= Cotton production in Egypt =

Cotton production in Egypt was insignificant before the 1800s, but production increased drastically in the years preceding the beginning of the 20th century. The increase was influenced by historical events such as the American Civil War, which disrupted the supply of cotton from the United States. The Egyptian cotton market declined in the 20th century, but is again on the rise as of 2023.

== Rise in Cotton Production ==
=== 19th-century cotton boom ===
For Egypt, the 19th century brought drastic and sudden economic changes. The groundwork for this explosion of production had been in place for decades. Earlier, cotton production for export was present but represented an insignificant portion of revenue for the country. By the 20th century, this was completely reversed. This drastic economic change was afforded with the help of continual investment into the production and processing of cotton, enabling several infrastructure improvements. Several social movements occurred simultaneously, influenced by the continuous changing of the economic landscape.

Muhammad Ali of Egypt saw an opportunity in long-staple cotton and acted to promote its cultivation. He instituted Egypt’s tenured land system to promote production, and his foreign relations enabled the export of cotton, thus giving rise to export-oriented industrialization. He converted peasants into factory workers, using the corvee system. This feudal-like system began to face national pushback in the 1880s; a process heavily influenced by the British.

One factor that led the cotton industry to success was continuous dedication to its funding.  Change is not the first example of federal investment in cotton. Previously, the Egyptian government had funded research in cotton production. The research resulted in an improved cotton plant that was nearly unrivaled.

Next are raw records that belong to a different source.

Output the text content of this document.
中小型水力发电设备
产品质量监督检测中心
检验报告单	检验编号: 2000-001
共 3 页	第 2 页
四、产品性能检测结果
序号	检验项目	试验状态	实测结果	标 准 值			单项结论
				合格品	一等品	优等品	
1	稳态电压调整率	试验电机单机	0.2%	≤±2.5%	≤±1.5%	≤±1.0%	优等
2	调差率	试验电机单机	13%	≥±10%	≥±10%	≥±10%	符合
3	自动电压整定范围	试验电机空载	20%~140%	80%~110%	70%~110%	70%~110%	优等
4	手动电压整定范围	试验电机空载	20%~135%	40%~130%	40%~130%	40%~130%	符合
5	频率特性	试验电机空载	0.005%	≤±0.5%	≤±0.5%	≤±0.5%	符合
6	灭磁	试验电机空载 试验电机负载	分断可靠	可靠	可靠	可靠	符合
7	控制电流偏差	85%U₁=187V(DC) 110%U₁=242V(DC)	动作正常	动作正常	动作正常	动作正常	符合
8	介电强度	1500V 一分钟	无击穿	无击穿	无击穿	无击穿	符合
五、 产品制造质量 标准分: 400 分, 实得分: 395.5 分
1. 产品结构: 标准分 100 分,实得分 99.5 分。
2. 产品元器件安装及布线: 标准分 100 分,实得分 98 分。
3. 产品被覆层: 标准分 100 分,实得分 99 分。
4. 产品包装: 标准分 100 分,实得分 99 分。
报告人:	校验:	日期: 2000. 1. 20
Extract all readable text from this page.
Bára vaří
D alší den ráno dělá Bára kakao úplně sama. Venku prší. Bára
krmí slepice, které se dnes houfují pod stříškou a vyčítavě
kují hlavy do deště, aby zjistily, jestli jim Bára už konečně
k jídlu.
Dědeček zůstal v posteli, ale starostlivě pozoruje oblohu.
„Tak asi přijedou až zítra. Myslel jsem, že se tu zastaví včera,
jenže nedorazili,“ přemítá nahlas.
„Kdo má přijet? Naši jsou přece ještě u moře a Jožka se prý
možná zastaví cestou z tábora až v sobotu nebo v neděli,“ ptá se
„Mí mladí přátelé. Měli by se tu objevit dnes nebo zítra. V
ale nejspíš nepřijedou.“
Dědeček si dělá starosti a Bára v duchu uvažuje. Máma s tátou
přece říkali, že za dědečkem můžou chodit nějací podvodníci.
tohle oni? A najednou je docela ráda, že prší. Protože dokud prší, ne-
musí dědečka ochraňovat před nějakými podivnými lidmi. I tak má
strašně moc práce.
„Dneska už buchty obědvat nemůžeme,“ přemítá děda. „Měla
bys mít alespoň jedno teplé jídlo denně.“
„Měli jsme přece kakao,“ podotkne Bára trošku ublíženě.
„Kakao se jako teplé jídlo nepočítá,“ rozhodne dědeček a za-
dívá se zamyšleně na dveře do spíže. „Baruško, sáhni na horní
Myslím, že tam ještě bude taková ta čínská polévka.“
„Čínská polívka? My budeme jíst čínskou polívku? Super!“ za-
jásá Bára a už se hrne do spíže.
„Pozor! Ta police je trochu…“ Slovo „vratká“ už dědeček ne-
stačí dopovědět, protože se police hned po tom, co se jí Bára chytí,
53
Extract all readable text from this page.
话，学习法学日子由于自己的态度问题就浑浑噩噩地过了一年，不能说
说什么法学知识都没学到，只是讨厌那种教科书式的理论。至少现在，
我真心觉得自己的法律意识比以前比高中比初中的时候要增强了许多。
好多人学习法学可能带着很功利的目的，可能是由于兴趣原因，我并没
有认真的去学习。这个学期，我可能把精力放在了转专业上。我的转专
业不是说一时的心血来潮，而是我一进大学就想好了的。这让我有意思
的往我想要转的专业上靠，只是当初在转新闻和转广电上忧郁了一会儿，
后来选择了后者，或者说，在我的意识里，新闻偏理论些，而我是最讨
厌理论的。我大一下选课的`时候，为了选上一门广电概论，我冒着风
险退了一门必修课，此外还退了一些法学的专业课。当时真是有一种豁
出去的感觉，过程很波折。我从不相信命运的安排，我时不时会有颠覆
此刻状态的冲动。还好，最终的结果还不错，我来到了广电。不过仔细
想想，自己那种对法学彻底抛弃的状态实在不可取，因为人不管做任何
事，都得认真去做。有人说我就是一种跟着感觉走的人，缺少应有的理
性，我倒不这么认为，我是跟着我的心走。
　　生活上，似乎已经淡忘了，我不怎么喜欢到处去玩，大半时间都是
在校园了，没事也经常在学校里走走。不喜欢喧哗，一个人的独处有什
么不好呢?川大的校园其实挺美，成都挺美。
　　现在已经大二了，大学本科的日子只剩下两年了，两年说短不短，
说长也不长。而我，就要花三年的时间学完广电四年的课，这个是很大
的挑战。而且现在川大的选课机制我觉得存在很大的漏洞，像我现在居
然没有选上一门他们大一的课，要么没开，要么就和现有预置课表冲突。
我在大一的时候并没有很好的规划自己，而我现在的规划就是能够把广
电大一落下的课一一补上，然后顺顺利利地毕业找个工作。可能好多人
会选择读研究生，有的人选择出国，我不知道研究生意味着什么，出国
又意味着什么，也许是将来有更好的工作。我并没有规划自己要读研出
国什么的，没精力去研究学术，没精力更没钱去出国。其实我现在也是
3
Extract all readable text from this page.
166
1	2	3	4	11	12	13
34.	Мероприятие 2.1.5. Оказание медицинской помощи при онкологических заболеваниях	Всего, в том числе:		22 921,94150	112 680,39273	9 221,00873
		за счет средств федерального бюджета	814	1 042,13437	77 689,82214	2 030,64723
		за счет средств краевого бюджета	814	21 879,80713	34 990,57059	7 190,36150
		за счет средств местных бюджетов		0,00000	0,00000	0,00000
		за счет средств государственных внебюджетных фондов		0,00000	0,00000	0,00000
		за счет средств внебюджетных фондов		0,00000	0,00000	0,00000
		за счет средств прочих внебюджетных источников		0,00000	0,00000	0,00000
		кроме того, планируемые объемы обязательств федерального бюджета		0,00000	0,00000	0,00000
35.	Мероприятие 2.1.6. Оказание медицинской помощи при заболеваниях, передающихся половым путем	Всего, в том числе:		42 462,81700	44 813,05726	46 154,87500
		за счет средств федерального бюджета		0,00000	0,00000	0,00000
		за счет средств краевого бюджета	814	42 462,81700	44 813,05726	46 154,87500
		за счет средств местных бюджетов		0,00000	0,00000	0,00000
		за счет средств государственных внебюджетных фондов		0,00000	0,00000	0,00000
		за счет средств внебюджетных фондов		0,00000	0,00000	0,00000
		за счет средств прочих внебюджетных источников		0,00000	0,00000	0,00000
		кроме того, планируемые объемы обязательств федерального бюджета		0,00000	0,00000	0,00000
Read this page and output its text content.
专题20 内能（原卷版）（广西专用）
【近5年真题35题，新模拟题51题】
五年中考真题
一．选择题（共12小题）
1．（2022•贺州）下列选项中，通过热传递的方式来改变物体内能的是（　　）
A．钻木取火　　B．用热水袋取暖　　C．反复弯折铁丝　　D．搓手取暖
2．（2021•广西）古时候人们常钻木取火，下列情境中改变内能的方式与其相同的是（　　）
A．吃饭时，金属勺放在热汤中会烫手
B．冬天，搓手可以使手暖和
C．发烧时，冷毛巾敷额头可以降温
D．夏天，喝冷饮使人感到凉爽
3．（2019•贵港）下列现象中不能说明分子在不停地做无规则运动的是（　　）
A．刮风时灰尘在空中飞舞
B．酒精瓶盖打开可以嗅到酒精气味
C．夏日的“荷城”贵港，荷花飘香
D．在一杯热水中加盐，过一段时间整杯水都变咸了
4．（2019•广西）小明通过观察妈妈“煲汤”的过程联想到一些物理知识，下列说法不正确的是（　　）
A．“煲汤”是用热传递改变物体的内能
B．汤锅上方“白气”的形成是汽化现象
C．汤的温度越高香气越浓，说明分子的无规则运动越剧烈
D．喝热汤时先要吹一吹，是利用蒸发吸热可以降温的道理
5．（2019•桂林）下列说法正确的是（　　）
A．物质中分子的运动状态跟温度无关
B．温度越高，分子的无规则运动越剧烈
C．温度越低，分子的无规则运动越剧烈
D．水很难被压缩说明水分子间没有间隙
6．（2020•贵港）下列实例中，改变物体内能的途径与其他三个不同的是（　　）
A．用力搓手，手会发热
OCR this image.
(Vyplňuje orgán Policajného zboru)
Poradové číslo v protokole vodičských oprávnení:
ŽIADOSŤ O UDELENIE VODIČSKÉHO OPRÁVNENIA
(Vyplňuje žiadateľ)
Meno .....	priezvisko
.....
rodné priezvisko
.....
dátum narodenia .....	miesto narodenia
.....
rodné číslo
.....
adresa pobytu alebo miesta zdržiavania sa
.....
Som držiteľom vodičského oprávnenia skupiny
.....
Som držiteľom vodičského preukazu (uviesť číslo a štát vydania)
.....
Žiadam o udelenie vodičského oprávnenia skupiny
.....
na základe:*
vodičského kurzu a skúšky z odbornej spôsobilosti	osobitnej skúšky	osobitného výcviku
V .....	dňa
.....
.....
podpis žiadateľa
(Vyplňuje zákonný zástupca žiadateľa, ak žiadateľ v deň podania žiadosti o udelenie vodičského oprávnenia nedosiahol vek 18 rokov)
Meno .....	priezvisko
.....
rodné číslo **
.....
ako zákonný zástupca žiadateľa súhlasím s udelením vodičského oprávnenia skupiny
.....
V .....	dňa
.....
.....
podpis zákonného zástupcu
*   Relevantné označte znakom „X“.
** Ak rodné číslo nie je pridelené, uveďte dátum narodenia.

Several infrastructure projects were taken on by the government throughout the entirety of the 1800s. These projects focused on both production and processing of cotton. Production and agricultural improvements included canal and dam construction. The canals, as well as several newly built railways, enabled greater national travel. Other projects included the development of several ports and communication improvements. The new infrastructure played a key role in the “boom” of the Egyptian cotton industry.

The American Civil war began in 1861. The Egyptian cotton market boomed to fill the sudden cotton demand from the Cotton Supply Association and its many member British factories and investors. Prior to the American Civil War, American cotton made up the overwhelming majority of cotton imported into Britain. Cotton was also imported from India, but Indian cotton was of inferior quality when compared with American cotton. Demand for cotton increased steadily during the latter half of the century propelled by the ongoing “Cotton Famine.” Egypt took advantage of this. During the three-year period between 1861 and 1864, Egypt ceased nearly all agricultural activity unrelated to cotton.

=== 1900s cotton market decline ===
The decline of Egypt’s Cotton Market and foreign trade created an economic crisis brought by a drop in demand. Some of the contributing factors included increased competition, production issues and national debt. More foreign competition in the cotton industry plateaued international cotton prices, leaving the Egyptian market with little room to grow. Egypt’s agricultural production had swelled at an incredible rate and kept up with itself until the early 1900s. In the early 1900s, environmental and human factors both lowered production rates. After the prior “boom” of the cotton industry, the population began to increase quickly and consistently. The economy did not follow suit. Earlier expansions done to increase cotton production were costly, and the accumulated cost of these projects created high amounts of national debt. In 1914, Egypt’s debt added up to over one hundred million pounds.

== Current production ==
The United States Department of Agriculture notes that cotton production is on the rise in Egypt, with 2023 production estimates to be at 320,000 bales.